Basis of implied consent to narrow when transition period ends
When CASL came into force in 2014, it included a 3-year transition period that allowed organizations to rely on deemed implied consent for sending commercial electronic messages (CEMs) in certain circumstances. If an organization had, as of July 1, 2014, an existing business or non-business relationship (as defined in CASL) with a person, and that relationship included the sending of CEMs, then the organization was deemed to have implied consent to send CEMs to that person for three years or until the person opted out. This transition period was meant to give organizations the chance to adapt to CASL and upgrade to express consents where possible.
That transition period, and the implied consent, expire on July 1, 2017. This means that organizations can no longer rely on this implied consent, and will have to remove recipients from their mailing lists by July 1, 2017 unless: (a) the organization obtained express consent from the recipient during the transition period; or (b) another exception such as implied consent under an existing business relationship has arisen during the transition period and hasn’t expired (and the recipient has not opted out).
CASL states that an organization sending CEMs has the onus of proving that it has the necessary consent (or that an exception properly applies) for each CEM that it sends. And the formal CASL enforcements to date demonstrate that CASL regulators are more than willing to find against an organization that cannot show a valid basis for sending CEMs.
Many organizations undertook careful pre-CASL preparations in 2014 to evaluate their commercial electronic communications and their recipient lists. If you did so, now is a good time to revisit those preparations and to confirm whether your organization is still sending CEMs in reliance on implied consent under CASL’s transition provisions. If it is, then before July 1, 2017 you should obtain express consent from those recipients or confirm whether there is another basis on which you can send CEMs.
CASL litigation expected to rise when private right of action comes in effect
CASL’s private right of action comes into effect on July 1, 2017, and many lawyers and commentators expect a flurry of CASL litigation (including perhaps class actions) to follow quickly.
CASL creates a statutory cause of action under which persons who allege that they are affected by a CASL breach can apply to court for an order against the alleged violator. Available remedies include compensation in an amount equal to the actual loss or damage suffered or expenses incurred, and additional amounts for different CASL violations (each with a maximum amount).

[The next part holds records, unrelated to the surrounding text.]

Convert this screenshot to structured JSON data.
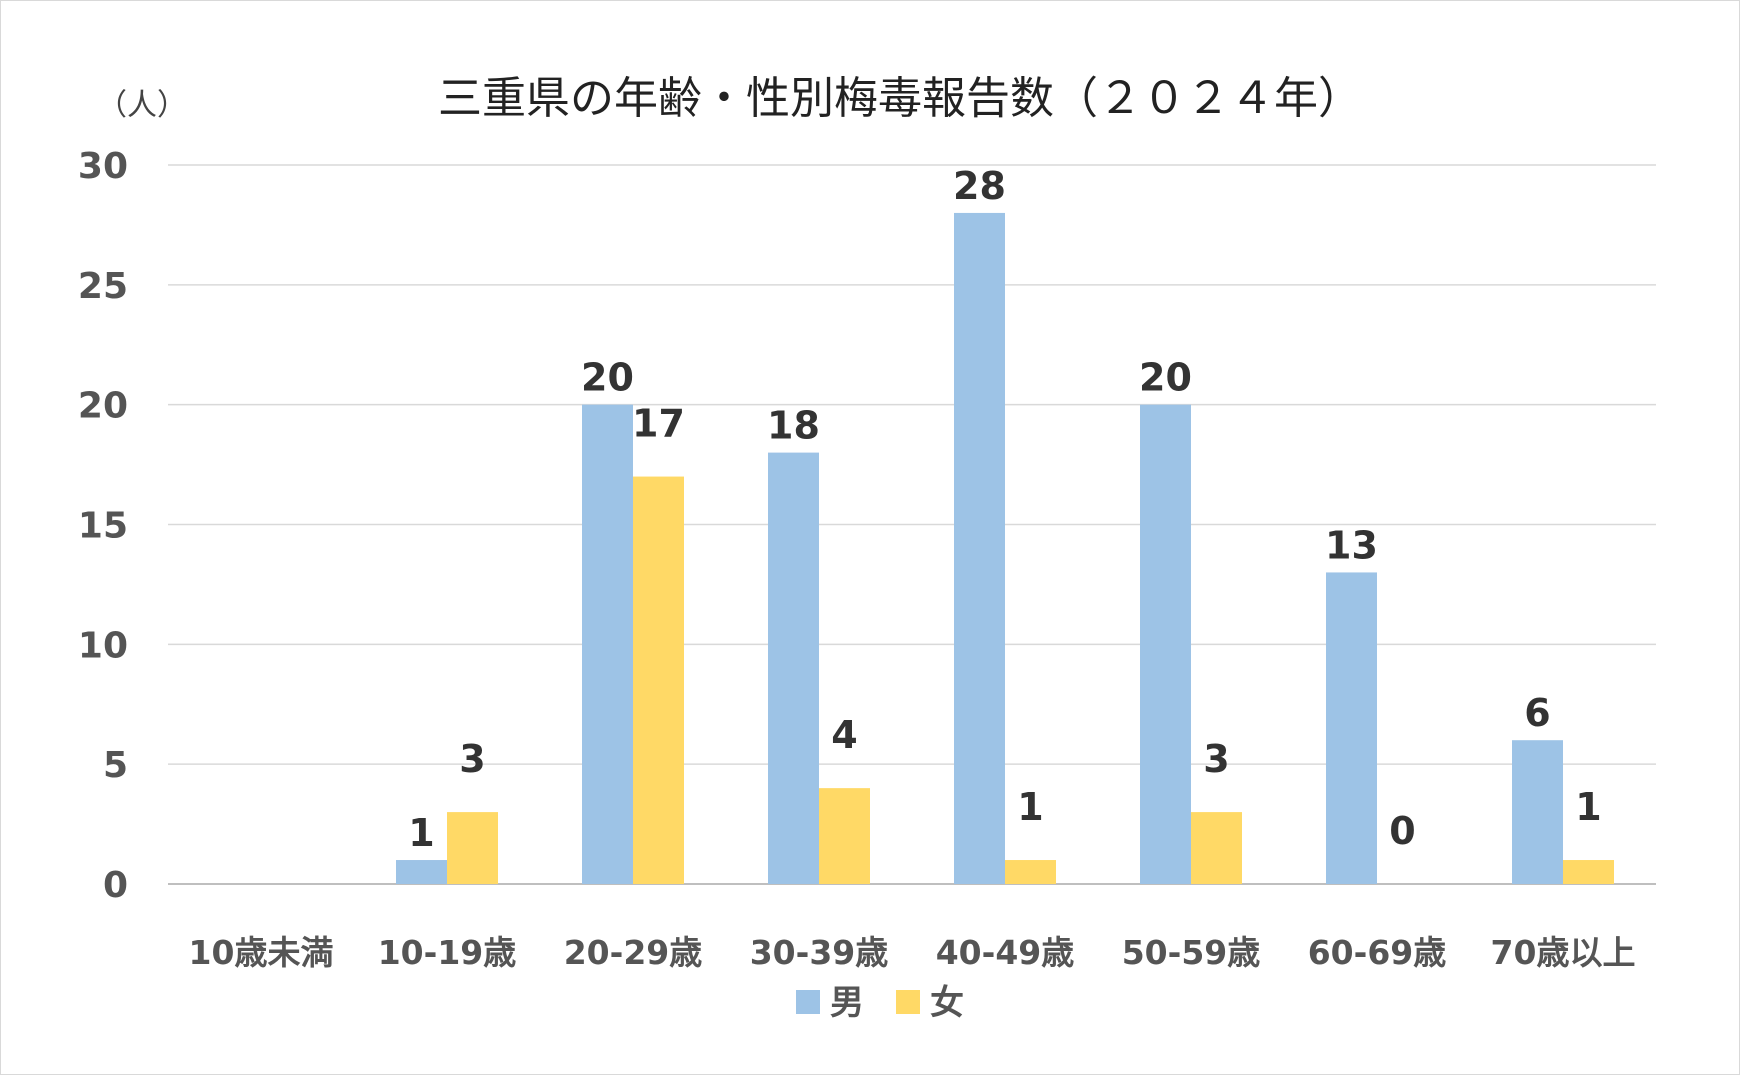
{
  "chart_data": {
    "type": "bar",
    "title": "三重県の年齢・性別梅毒報告数（２０２４年）",
    "ylabel": "（人）",
    "xlabel": "",
    "ylim": [
      0,
      30
    ],
    "yticks": [
      "0",
      "5",
      "10",
      "15",
      "20",
      "25",
      "30"
    ],
    "grid": true,
    "legend_position": "bottom",
    "categories": [
      "10歳未満",
      "10-19歳",
      "20-29歳",
      "30-39歳",
      "40-49歳",
      "50-59歳",
      "60-69歳",
      "70歳以上"
    ],
    "series": [
      {
        "name": "男",
        "color": "#9dc3e6",
        "values": [
          null,
          1,
          20,
          18,
          28,
          20,
          13,
          6
        ]
      },
      {
        "name": "女",
        "color": "#ffd966",
        "values": [
          null,
          3,
          17,
          4,
          1,
          3,
          0,
          1
        ]
      }
    ]
  }
}
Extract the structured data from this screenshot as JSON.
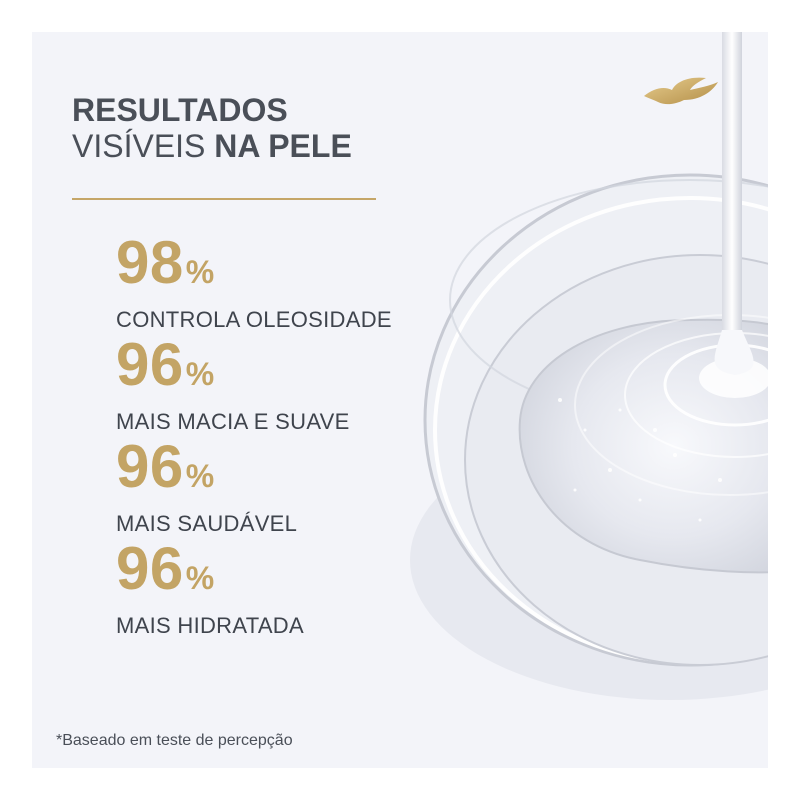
{
  "headline": {
    "line1": "RESULTADOS",
    "line2_light": "VISÍVEIS",
    "line2_bold": "NA PELE"
  },
  "stats": [
    {
      "value": "98",
      "unit": "%",
      "label": "CONTROLA OLEOSIDADE"
    },
    {
      "value": "96",
      "unit": "%",
      "label": "MAIS MACIA E SUAVE"
    },
    {
      "value": "96",
      "unit": "%",
      "label": "MAIS SAUDÁVEL"
    },
    {
      "value": "96",
      "unit": "%",
      "label": "MAIS HIDRATADA"
    }
  ],
  "footnote": "*Baseado em teste de percepção",
  "colors": {
    "gold": "#c3a465",
    "text": "#4a4f58",
    "background": "#f3f4f9"
  },
  "icons": {
    "logo": "dove-bird-logo-icon"
  }
}
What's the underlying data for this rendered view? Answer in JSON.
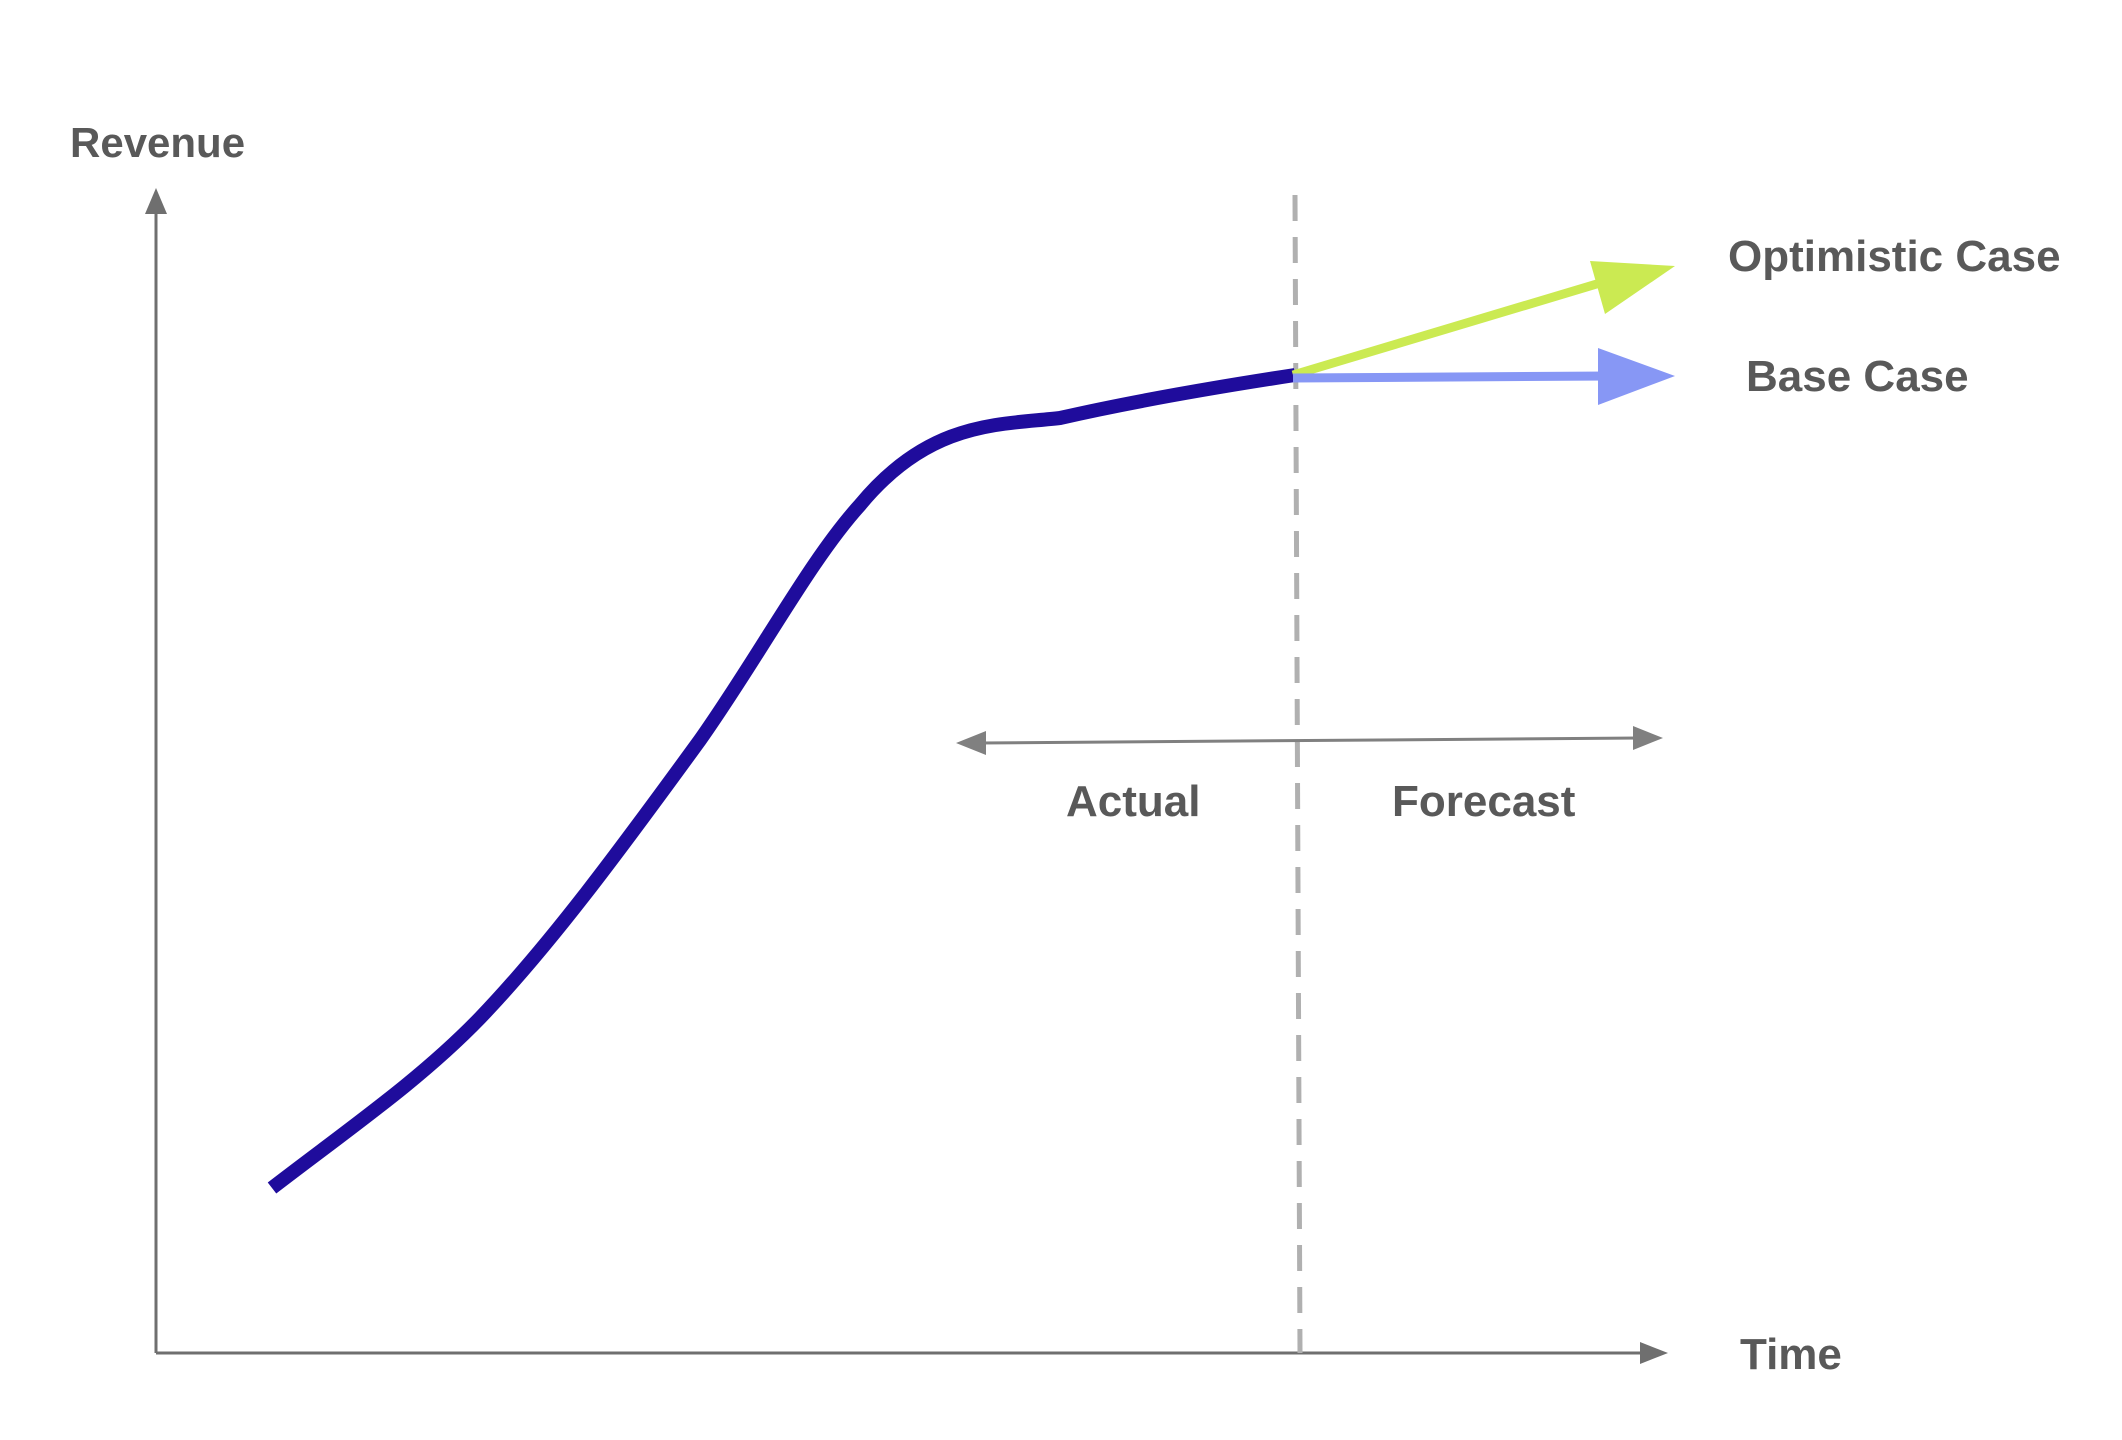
{
  "labels": {
    "y_axis": "Revenue",
    "x_axis": "Time",
    "optimistic": "Optimistic Case",
    "base": "Base Case",
    "actual": "Actual",
    "forecast": "Forecast"
  },
  "colors": {
    "axis": "#6f6f6f",
    "actual_line": "#1f0c9c",
    "optimistic_arrow": "#cbea52",
    "base_arrow": "#8797f5",
    "divider": "#b0b0b0",
    "span_arrow": "#808080",
    "text": "#595959"
  },
  "icons": {
    "optimistic_arrow": "arrow-up-right",
    "base_arrow": "arrow-right",
    "span_arrow": "double-headed-arrow"
  }
}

For example, the court can award statutory damages of $200 per day for each breach of section 6 (the CEM obligations), not exceeding $1 million for each day on which a breach occurred.
As well, CASL imposes personal liability on officers, directors, agents and mandataries of a corporation that violates CASL if they directed, authorized, assented to, acquiesced in or participated in the violation, regardless of whether the corporation is proceeded against. Therefore any private right of action might well be brought against directors and officers, etc., personally.
The private right of action contains a limitation clause that says unless a court holds otherwise, no one can bring an application later than three years after the day on which the applicant first knew of the CASL violation in question. However, it is not entirely clear whether that provision is completely prospective, such that any violations before July 1, 2017 cannot be the basis for a private action, or whether as of July 1, 2017 organizations can be sued for violations that occurred before July 1, 2017. CASL regulators have indicated that they interpret the provision as entirely prospective, and that violations before July 1, 2017 cannot found a claim. However, it is not clear whether a court would take the same view.
CASL contains a due diligence defence that states that a person must not be liable for a violation if they establish that they “exercised due diligence” to prevent the violation. CASL does not set out what due diligence is sufficient, but CASL enforcements to date give some indication of what is required. Several organizations have entered into voluntary undertakings that require, among other things, implementing written policies and procedures regarding CASL compliance, implementing training programs for employees, tracking complaints and subsequent resolutions, and implementing monitoring and auditing mechanisms to assess and track CASL compliance.
The private right of action increases the potential downside of CASL non-compliance, as violations could result in legal claims (and the resulting reputational risk and costs of time and money) even if those violations have not caught the regulators’ attention. This is another good reason to revisit your CASL compliance measures before July 1, 2017.